An Update
Right now, I feel awesome. Sure, I have my bad days like everybody else, but I’m determined not to let a bad day make me feel like I have a bad life.
I mean it when I say that without God, my happiness would not be possible, and surely insecurity would be inevitable had He not found me. My joy and love for Him is overwhelming. His love for me is the greatest thing I have ever experienced. I dread the times when I struggle with faith and doubt, it’s honestly just so hard in such an anti-Christian world, but I know that a revival succeeds each struggle, and I come back much stronger than before. I wish that I could let everyone know about God and how wonderful He is. I want them to know that if you just accept Him into your life, your worries will be taken care of, you will rejoice over a new found love, you will never be alone. But it’s hard. I unfortunately get shy about talking about God, and when I do I feel as though what I say to people goes through one ear and out the other, or that they think I’m just doing it for attention. But that’s not the case, I want everyone to know and feel his love. I want to help everyone, and the best way that I know how is to introduce them to God.

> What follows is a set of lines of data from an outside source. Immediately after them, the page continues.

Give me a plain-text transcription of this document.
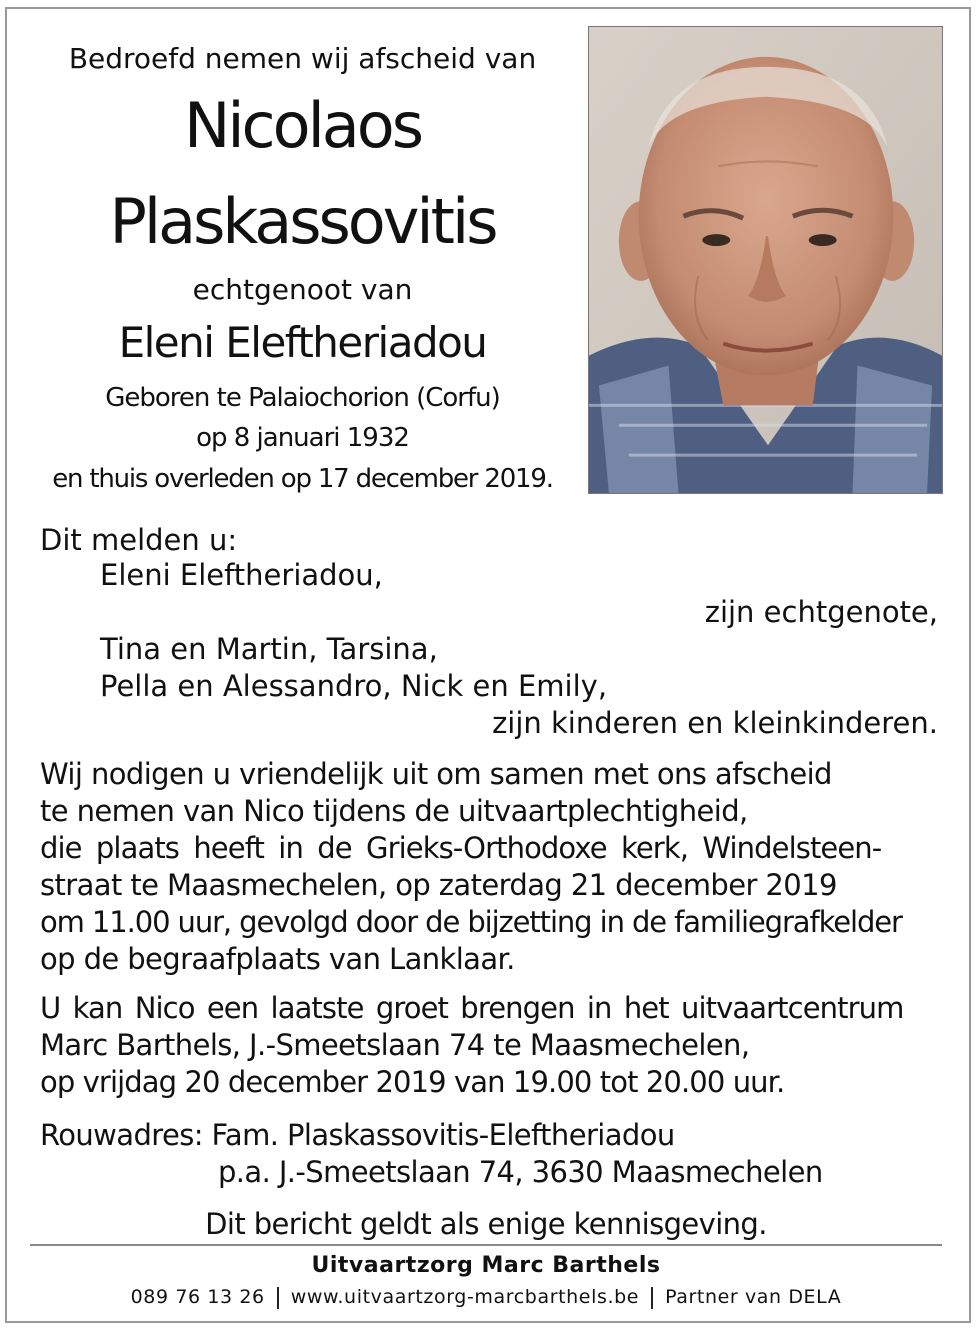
Bedroefd nemen wij afscheid van
Nicolaos
Plaskassovitis
echtgenoot van
Eleni Eleftheriadou
Geboren te Palaiochorion (Corfu)
op 8 januari 1932
en thuis overleden op 17 december 2019.
Dit melden u:
Eleni Eleftheriadou,
zijn echtgenote,
Tina en Martin, Tarsina,
Pella en Alessandro, Nick en Emily,
zijn kinderen en kleinkinderen.
Wij nodigen u vriendelijk uit om samen met ons afscheid
te nemen van Nico tijdens de uitvaartplechtigheid,
die plaats heeft in de Grieks-Orthodoxe kerk, Windelsteen-
straat te Maasmechelen, op zaterdag 21 december 2019
om 11.00 uur, gevolgd door de bijzetting in de familiegrafkelder
op de begraafplaats van Lanklaar.
U kan Nico een laatste groet brengen in het uitvaartcentrum
Marc Barthels, J.-Smeetslaan 74 te Maasmechelen,
op vrijdag 20 december 2019 van 19.00 tot 20.00 uur.
Rouwadres: Fam. Plaskassovitis-Eleftheriadou
p.a. J.-Smeetslaan 74, 3630 Maasmechelen
Dit bericht geldt als enige kennisgeving.
Uitvaartzorg Marc Barthels
089 76 13 26 www.uitvaartzorg-marcbarthels.be Partner van DELA
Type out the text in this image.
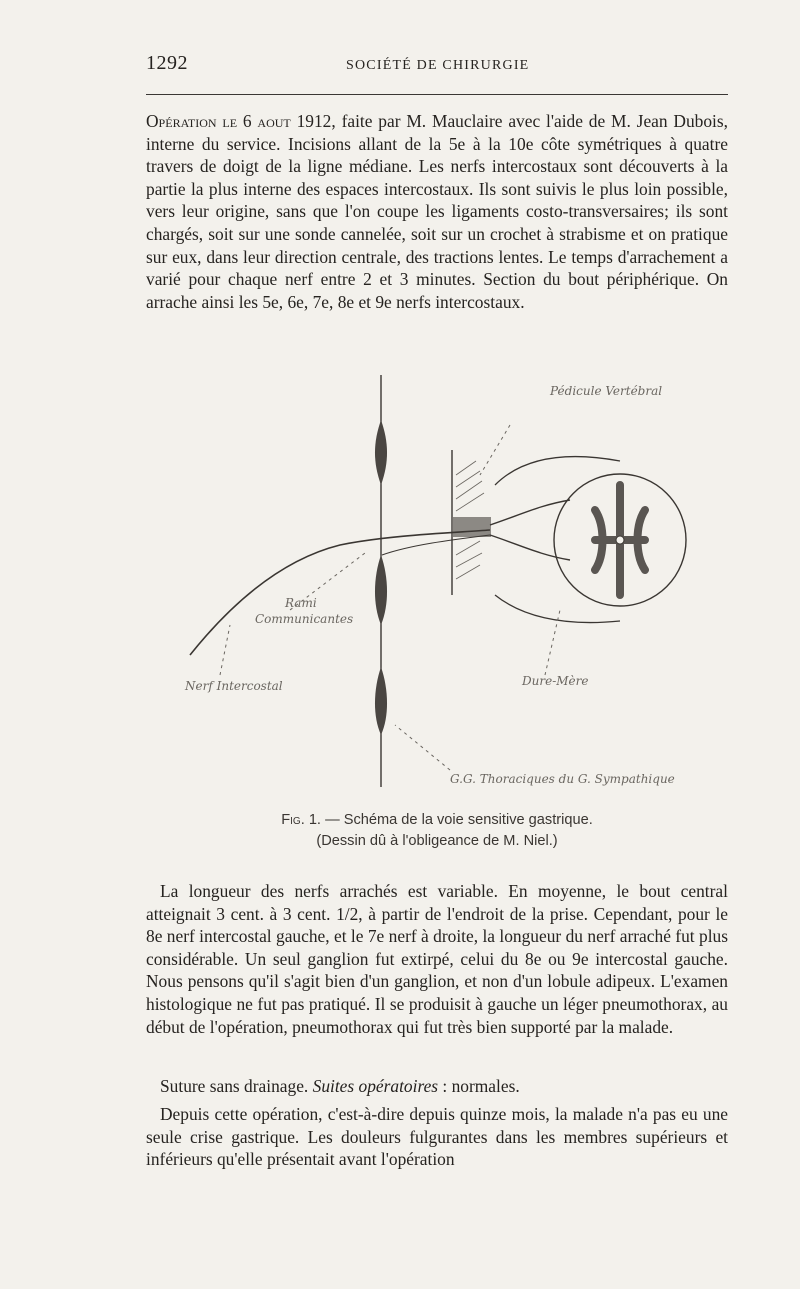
1292	SOCIÉTÉ DE CHIRURGIE

Opération le 6 aout 1912, faite par M. Mauclaire avec l'aide de M. Jean Dubois, interne du service. Incisions allant de la 5e à la 10e côte symétriques à quatre travers de doigt de la ligne médiane. Les nerfs intercostaux sont découverts à la partie la plus interne des espaces intercostaux. Ils sont suivis le plus loin possible, vers leur origine, sans que l'on coupe les ligaments costo-transversaires; ils sont chargés, soit sur une sonde cannelée, soit sur un crochet à strabisme et on pratique sur eux, dans leur direction centrale, des tractions lentes. Le temps d'arrachement a varié pour chaque nerf entre 2 et 3 minutes. Section du bout périphérique. On arrache ainsi les 5e, 6e, 7e, 8e et 9e nerfs intercostaux.

Pédicule Vertébral
Rami
Communicantes
Nerf Intercostal	Dure-Mère
G.G. Thoraciques du G. Sympathique
Fig. 1. — Schéma de la voie sensitive gastrique.
(Dessin dû à l'obligeance de M. Niel.)

La longueur des nerfs arrachés est variable. En moyenne, le bout central atteignait 3 cent. à 3 cent. 1/2, à partir de l'endroit de la prise. Cependant, pour le 8e nerf intercostal gauche, et le 7e nerf à droite, la longueur du nerf arraché fut plus considérable. Un seul ganglion fut extirpé, celui du 8e ou 9e intercostal gauche. Nous pensons qu'il s'agit bien d'un ganglion, et non d'un lobule adipeux. L'examen histologique ne fut pas pratiqué. Il se produisit à gauche un léger pneumothorax, au début de l'opération, pneumothorax qui fut très bien supporté par la malade.

Suture sans drainage. Suites opératoires : normales.

Depuis cette opération, c'est-à-dire depuis quinze mois, la malade n'a pas eu une seule crise gastrique. Les douleurs fulgurantes dans les membres supérieurs et inférieurs qu'elle présentait avant l'opération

This year has been one of my best years in high school so far. I’ve rekindled and strengthened my love for God and dance, and I’ve been able to generally get good grades this year. I’ve formed close relationships with some good people, and I’ve become very comfortable and happy with who I am. My dreams and aspirations are real and alive. They burn inside me waiting for the day when they can make their big debut to the world. I live on hope and on faith. I’m essentially “Livin’ On A Prayer.” Again, I owe it all to the one who created me. It’s time for me to stop letting myself be afraid to express my faith. I will no longer care if you think it’s stupid, silly, annoying, etc. I am who I am in the Lord’s eyes. I refuse to let anybody stop me. I will fight forever defending my God.

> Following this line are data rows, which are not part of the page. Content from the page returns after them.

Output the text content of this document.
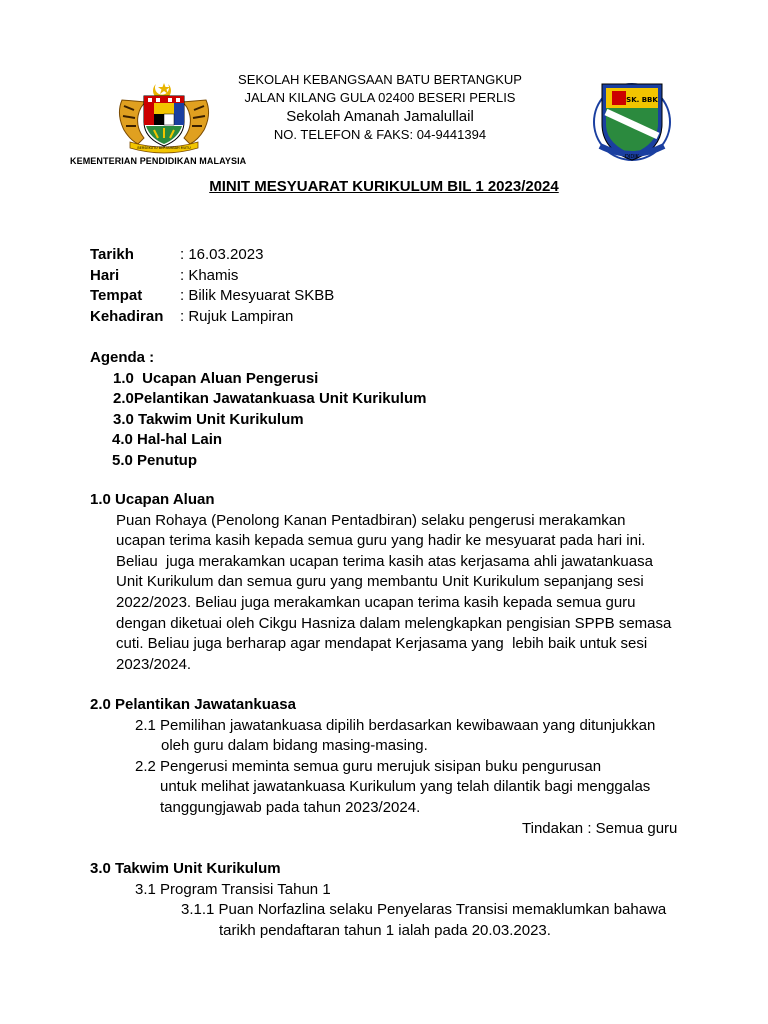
BERSEKUTU BERTAMBAH MUTU
KEMENTERIAN PENDIDIKAN MALAYSIA
SEKOLAH KEBANGSAAN BATU BERTANGKUP
JALAN KILANG GULA 02400 BESERI PERLIS
Sekolah Amanah Jamalullail
NO. TELEFON & FAKS: 04-9441394
SK. BBK
DIDIK
MINIT MESYUARAT KURIKULUM BIL 1 2023/2024
Tarikh	: 16.03.2023
Hari	: Khamis
Tempat	: Bilik Mesyuarat SKBB
Kehadiran : Rujuk Lampiran
Agenda :
1.0  Ucapan Aluan Pengerusi
2.0Pelantikan Jawatankuasa Unit Kurikulum
3.0 Takwim Unit Kurikulum
4.0 Hal-hal Lain
5.0 Penutup
1.0 Ucapan Aluan
Puan Rohaya (Penolong Kanan Pentadbiran) selaku pengerusi merakamkan
ucapan terima kasih kepada semua guru yang hadir ke mesyuarat pada hari ini.
Beliau  juga merakamkan ucapan terima kasih atas kerjasama ahli jawatankuasa
Unit Kurikulum dan semua guru yang membantu Unit Kurikulum sepanjang sesi
2022/2023. Beliau juga merakamkan ucapan terima kasih kepada semua guru
dengan diketuai oleh Cikgu Hasniza dalam melengkapkan pengisian SPPB semasa
cuti. Beliau juga berharap agar mendapat Kerjasama yang  lebih baik untuk sesi
2023/2024.
2.0 Pelantikan Jawatankuasa
2.1 Pemilihan jawatankuasa dipilih berdasarkan kewibawaan yang ditunjukkan
oleh guru dalam bidang masing-masing.
2.2 Pengerusi meminta semua guru merujuk sisipan buku pengurusan
untuk melihat jawatankuasa Kurikulum yang telah dilantik bagi menggalas
tanggungjawab pada tahun 2023/2024.
Tindakan : Semua guru
3.0 Takwim Unit Kurikulum
3.1 Program Transisi Tahun 1
3.1.1 Puan Norfazlina selaku Penyelaras Transisi memaklumkan bahawa
tarikh pendaftaran tahun 1 ialah pada 20.03.2023.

I’ve learned a lot about myself this year. I’ve grown and matured, and I’ve realized that my time in high school is almost up, and I truly need to start preparing for the future. I want to get involved. I want to start being a regular at youth group, I want to volunteer, I want to dance ALL THE TIME so that I can improve and become the dancer that I hope to be, and I want to get my permit/license. The problem is, I can’t tell if I focus on myself too much. You see, in times past, I’ve cared way too much about the people around me, and to this day I still do, but I don’t believe it to be healthy. Of course, we should love one another and help each other, but I’ve realized that when I care about others too much, I ultimately end up jeopardizing my own happiness. So, I’ve tried to stop. But now I feel selfish, I need to learn the fine balance in between. But it’s in my nature to want to be a good friend and help everybody, but at the same time, I really need to focus on myself because these people won’t be around forever…

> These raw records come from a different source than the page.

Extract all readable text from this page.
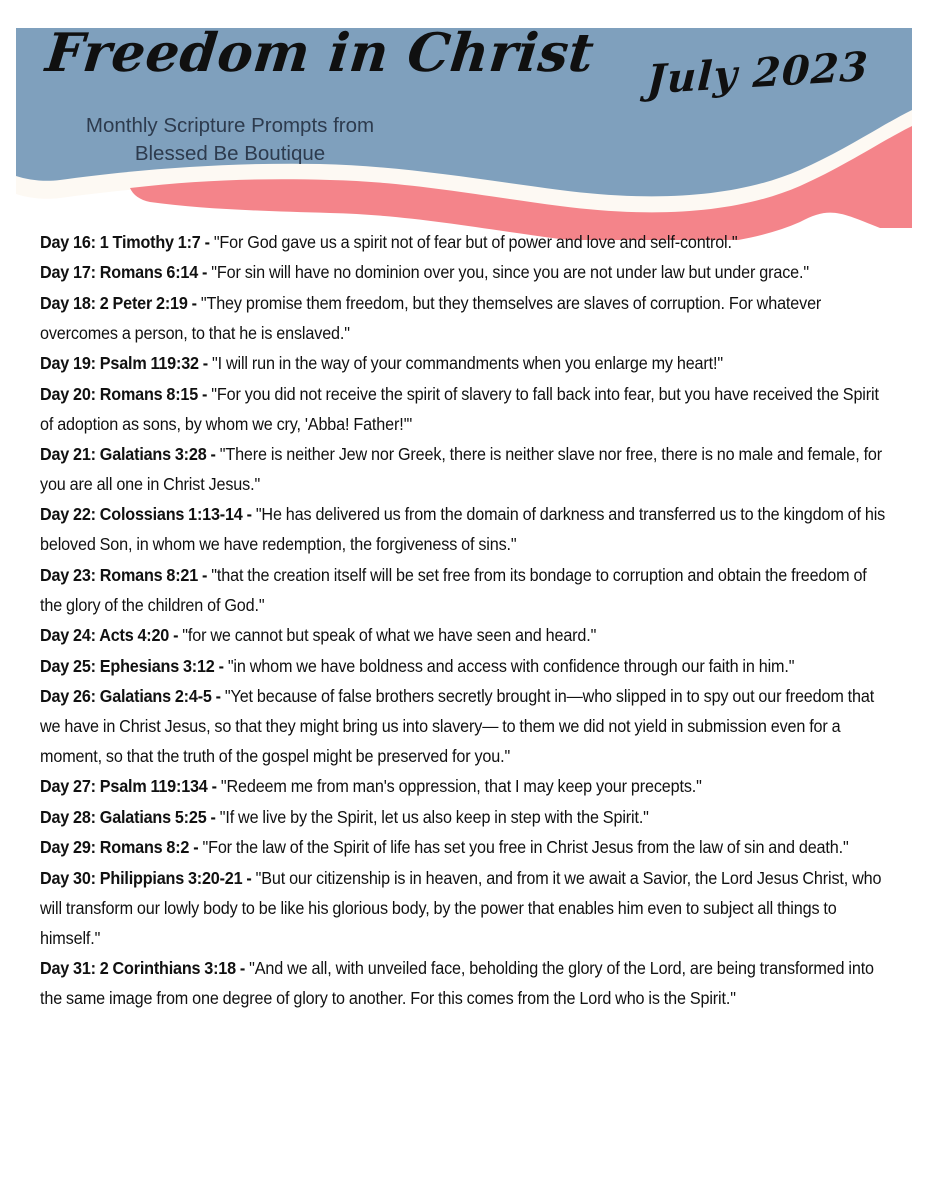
Freedom in Christ July 2023
Monthly Scripture Prompts from
Blessed Be Boutique

Day 16: 1 Timothy 1:7 - "For God gave us a spirit not of fear but of power and love and self-control."

Day 17: Romans 6:14 - "For sin will have no dominion over you, since you are not under law but under grace."

Day 18: 2 Peter 2:19 - "They promise them freedom, but they themselves are slaves of corruption. For whatever overcomes a person, to that he is enslaved."

Day 19: Psalm 119:32 - "I will run in the way of your commandments when you enlarge my heart!"

Day 20: Romans 8:15 - "For you did not receive the spirit of slavery to fall back into fear, but you have received the Spirit of adoption as sons, by whom we cry, 'Abba! Father!'"

Day 21: Galatians 3:28 - "There is neither Jew nor Greek, there is neither slave nor free, there is no male and female, for you are all one in Christ Jesus."

Day 22: Colossians 1:13-14 - "He has delivered us from the domain of darkness and transferred us to the kingdom of his beloved Son, in whom we have redemption, the forgiveness of sins."

Day 23: Romans 8:21 - "that the creation itself will be set free from its bondage to corruption and obtain the freedom of the glory of the children of God."

Day 24: Acts 4:20 - "for we cannot but speak of what we have seen and heard."

Day 25: Ephesians 3:12 - "in whom we have boldness and access with confidence through our faith in him."

Day 26: Galatians 2:4-5 - "Yet because of false brothers secretly brought in—who slipped in to spy out our freedom that we have in Christ Jesus, so that they might bring us into slavery— to them we did not yield in submission even for a moment, so that the truth of the gospel might be preserved for you."

Day 27: Psalm 119:134 - "Redeem me from man's oppression, that I may keep your precepts."

Day 28: Galatians 5:25 - "If we live by the Spirit, let us also keep in step with the Spirit."

Day 29: Romans 8:2 - "For the law of the Spirit of life has set you free in Christ Jesus from the law of sin and death."

Day 30: Philippians 3:20-21 - "But our citizenship is in heaven, and from it we await a Savior, the Lord Jesus Christ, who will transform our lowly body to be like his glorious body, by the power that enables him even to subject all things to himself."

Day 31: 2 Corinthians 3:18 - "And we all, with unveiled face, beholding the glory of the Lord, are being transformed into the same image from one degree of glory to another. For this comes from the Lord who is the Spirit."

Speaking of caring for others, I’ve also realized that I am under appreciated and often taken for granted. People think it’s okay to just come and go in my life as they please. Too many people in fact… I’ve now learned that I can’t control whether or not people want me in their lives. I can’t continue to be hurt every time someone drops me or disappoints me. It’s not good for me to be so affected by this. It hurts my current friendships because I am always scared that they are going to leave me or that I am always doing something wrong. Its not fair to me, and it’s not fair to my current friends. I always try my hardest to be a good friend, and honestly if you can’t accept that then so be it, but I will no longer fret over it.
To conclude this long rant, I will say that I am extremely pleased with life and look at it from a new perspective. I thank God for finding me when I was lost, and bringing hope to the hopeless.